For a valid comparison, I would like a single performance measure that can evaluate all three models on the same scale. Does such a single measure exist?
I seem to remember that you recommended the following highlighted R^2 formula:
Is this (or something else) appropriate for my scenario?
I’ve been looking at the Hmisc::R2Measures
function, but I can’t seem to figure out how it works; in particular, I don’t understand how to supply the lr
argument, especially for continuous models. If something here does the job, could you please help guide me?

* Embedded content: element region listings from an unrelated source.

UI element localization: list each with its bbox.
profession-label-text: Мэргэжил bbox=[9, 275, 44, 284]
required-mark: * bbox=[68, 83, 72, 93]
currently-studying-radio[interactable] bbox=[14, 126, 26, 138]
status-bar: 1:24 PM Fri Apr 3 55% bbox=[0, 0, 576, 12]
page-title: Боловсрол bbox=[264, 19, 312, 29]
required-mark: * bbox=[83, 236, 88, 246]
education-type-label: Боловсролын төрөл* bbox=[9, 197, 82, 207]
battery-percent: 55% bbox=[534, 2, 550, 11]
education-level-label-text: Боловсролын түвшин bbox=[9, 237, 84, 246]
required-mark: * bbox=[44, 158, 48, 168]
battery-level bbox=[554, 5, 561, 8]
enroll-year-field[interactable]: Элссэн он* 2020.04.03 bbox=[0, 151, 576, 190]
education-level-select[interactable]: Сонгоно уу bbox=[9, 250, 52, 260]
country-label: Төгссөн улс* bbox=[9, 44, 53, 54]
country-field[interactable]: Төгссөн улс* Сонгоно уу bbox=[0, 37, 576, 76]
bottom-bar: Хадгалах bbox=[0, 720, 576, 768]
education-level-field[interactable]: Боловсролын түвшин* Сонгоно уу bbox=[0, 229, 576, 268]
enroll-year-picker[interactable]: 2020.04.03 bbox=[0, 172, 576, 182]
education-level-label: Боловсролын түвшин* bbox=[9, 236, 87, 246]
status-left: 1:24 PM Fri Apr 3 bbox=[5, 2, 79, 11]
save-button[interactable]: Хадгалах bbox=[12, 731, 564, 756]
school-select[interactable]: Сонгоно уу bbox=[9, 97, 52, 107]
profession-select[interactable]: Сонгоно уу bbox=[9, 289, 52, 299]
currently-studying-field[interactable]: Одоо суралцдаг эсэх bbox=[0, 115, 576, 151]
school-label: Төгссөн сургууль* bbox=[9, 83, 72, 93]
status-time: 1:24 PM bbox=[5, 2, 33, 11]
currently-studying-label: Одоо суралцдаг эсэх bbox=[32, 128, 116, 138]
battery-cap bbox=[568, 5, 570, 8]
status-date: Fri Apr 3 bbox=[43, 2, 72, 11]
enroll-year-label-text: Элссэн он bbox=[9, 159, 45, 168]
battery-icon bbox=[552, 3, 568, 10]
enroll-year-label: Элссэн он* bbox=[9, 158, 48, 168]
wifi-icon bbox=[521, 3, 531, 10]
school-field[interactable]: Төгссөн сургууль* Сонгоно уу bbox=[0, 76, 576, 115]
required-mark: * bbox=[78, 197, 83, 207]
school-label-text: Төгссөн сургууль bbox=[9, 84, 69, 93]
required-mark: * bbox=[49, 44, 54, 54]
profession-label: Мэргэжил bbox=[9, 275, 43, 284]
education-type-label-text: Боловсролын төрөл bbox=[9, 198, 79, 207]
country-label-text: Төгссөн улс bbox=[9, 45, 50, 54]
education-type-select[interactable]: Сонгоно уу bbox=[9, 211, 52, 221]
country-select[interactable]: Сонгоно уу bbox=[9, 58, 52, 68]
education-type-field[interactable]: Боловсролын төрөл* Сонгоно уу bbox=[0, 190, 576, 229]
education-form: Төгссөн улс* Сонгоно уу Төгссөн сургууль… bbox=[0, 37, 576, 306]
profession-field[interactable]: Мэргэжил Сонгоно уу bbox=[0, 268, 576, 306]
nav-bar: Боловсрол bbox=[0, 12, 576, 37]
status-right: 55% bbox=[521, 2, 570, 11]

At one point I thought that Somers’ D_{xy} rank correlation between predicted and observed was the way to go (simple translation of AUROC for binary Y). But when computed for binary Y it’s bigger than for multi-level Y because predicting a binary outcome is so much easier. Similarly the R^{2}_\text{adj} as you specified is going to make it too easy on coarser Y because it uses the effective sample size instead of the sample size. So for your purpose I would use the traditional R^2 from econometrics (Maddala-McGee etc.) with the actual sample size n used. This will be equivalent to just using the LR \chi^2 statistic for each model. More sensitive models will have larger LR.
Another approach is to consider an effect that is subtle (e.g., some weak but interesting predictor variable, choosing it based only on subject matter knowledge) and show that patterns can be discerned with continuous Y but not with very coarse Y.
I’ll have to get to the R2Measures
question later.
Thanks for your response. What exactly do you mean by “the traditional R^2 from econometrics (Maddala-McGee etc.) with the actual sample size n used”? Is there a precise formula for that? Even better, is there an R function for that? Does this work for continuous, ordinal, and binary variables, or is it just for continuous, and then it is equivalent to chi-square for binary?
It’s described in the r2.html page. It’s equal to the last one I listed (my favorite) but reverting back to the apparent sample size.